Демонические псы не ведали страха перед огненной стихией. Они были порождены пламенем и тьмой, и умели лишь одно – убивать.

С рыком, сотрясающим самое нутро, Гара ринулась в пляшущую геенну огненную, вихрем пронеслась над рушащимся куполом и возникла в комнате, где буйствовало пламя. Из клубящегося ада огня, словно демон из преисподней, она явила свою чудовищную морду. В очах ее пылал неземной огонь, а шерсть, опаленная жадными языками пламени, казалось, лишь закаляла ее, придавая сил.

Гончая, оскалив клыки в хищной усмешке, зарычала, увидев, что смертоносное заклятье колдуна почти завершило свою грязную работу и, будто бы играясь, довершает начатое. Прыжок – и острые когти Гары вспороли небольшой, еще живой сгусток магмы, пронизанный тёмными синими нитями заклинания. С упоением хищника она разорвала его на дымящиеся ошмётки, и, тут же поглотила их, утоляя первобытный голод.

Предсмертный хрип ребёнка, словно оборванная струна, дрогнул в раскалённом воздухе, притянув внимание Гары. Другой, всепожирающий огонь, с жадностью лизал тело малышки, намереваясь дописать кровавую картину. В ушах гончей всё еще звенел отчаянный плач и голос девочки, мучительно похожий на плач её собственных детей – безвозвратно потерянных. Кто-то, с леденящей душу жестокостью, оборвал их короткие жизни. И Гара поклялась: найдёт чудовище, что посмело поднять руку на её щенков, и разорвёт на куски. А может, поволочет прямо в пылающую глотку вулкана, и, швырнув в лаву, будет наслаждаться его предсмертной агонией.

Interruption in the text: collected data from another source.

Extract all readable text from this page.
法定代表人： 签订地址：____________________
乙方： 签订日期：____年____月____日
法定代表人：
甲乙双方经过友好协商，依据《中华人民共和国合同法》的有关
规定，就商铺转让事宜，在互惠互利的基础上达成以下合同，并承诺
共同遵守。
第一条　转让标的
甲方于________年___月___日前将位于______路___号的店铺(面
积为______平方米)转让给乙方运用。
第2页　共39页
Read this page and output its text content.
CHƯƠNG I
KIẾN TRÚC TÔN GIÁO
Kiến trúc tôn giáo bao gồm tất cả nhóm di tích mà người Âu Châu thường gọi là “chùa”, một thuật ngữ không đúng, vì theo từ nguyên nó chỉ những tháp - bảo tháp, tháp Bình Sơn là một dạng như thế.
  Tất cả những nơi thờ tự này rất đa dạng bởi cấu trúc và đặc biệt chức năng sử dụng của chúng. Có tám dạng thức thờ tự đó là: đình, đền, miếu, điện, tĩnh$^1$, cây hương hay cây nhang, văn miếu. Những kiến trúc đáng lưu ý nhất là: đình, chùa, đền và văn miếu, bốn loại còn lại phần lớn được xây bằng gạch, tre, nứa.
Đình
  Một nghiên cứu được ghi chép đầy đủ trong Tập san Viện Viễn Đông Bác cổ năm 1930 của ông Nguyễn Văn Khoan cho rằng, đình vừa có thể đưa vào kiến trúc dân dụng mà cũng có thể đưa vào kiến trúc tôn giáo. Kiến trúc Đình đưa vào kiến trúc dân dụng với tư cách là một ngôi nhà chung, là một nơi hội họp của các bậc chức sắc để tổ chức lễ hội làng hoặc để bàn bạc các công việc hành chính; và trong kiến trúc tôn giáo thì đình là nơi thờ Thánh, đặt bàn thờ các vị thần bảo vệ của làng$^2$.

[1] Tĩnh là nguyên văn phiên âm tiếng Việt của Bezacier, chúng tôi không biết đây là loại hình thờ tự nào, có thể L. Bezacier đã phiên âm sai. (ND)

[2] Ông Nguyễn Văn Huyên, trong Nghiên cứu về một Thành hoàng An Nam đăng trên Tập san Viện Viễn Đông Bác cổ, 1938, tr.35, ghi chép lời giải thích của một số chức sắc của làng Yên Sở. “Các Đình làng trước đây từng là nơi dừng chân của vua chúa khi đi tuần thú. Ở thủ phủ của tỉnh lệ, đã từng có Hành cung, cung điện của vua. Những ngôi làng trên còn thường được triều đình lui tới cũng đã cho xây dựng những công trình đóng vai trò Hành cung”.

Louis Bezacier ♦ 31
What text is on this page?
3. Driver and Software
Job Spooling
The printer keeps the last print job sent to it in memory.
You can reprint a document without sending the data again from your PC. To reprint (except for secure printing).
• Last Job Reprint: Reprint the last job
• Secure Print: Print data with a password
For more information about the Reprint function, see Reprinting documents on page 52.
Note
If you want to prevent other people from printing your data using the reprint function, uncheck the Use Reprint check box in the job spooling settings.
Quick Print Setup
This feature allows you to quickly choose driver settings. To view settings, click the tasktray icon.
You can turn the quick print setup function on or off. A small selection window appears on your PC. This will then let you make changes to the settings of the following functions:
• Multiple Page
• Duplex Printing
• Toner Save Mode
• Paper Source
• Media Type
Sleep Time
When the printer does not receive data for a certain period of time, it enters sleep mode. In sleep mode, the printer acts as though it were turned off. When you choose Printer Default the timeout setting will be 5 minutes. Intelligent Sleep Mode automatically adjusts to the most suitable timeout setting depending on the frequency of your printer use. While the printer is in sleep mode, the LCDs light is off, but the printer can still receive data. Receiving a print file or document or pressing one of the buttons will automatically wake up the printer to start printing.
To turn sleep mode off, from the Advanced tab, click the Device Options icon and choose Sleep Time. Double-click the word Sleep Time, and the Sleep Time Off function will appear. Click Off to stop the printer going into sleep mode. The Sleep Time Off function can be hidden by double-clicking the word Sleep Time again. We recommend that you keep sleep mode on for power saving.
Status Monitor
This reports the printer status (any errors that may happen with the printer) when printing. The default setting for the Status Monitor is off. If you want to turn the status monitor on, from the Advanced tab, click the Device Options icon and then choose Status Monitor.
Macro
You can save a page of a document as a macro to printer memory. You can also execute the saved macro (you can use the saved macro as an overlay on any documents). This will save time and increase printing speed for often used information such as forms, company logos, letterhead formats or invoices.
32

С треском обрушилась потолочная балка, фонтаном искр осыпая обугленные стены, словно приветствуя посланницу ада. Пламя, взревев в исступлении, с новой, неутолимой яростью продолжило терзать всё вокруг.

Издав утробный рык, гончая лениво повернула голову, бросив равнодушный взгляд на бушующее пламя. Огонь плясал вокруг, но Гара знала – ни один язычок не причинит ей вреда. Ступив в огненный хоровод, словно в утреннюю росу, она подошла к ребенку. Осторожно склонив голову, гончая нежно взяла малышку в пасть и, одним мощным прыжком взметнувшись ввысь, исчезла в зияющем портале, окутанном непроглядной тьмой.

Демоническая гончая вырвалась из портала в своё логово, где воздух еще хранил призрачный, манящий запах её щенков. Бережно опустив обмякшее тело в каменную колыбель, Гара несколько долгих минут изучала его – изъеденное огнем, покрытое багровыми волдырями. Человеческий детеныш… Что с ним делать? Не зная ответа, гончая робко ткнула его носом. Не увидев отклика, отпрянула, жалобно скуля. Неужели и в этот раз она опоздала?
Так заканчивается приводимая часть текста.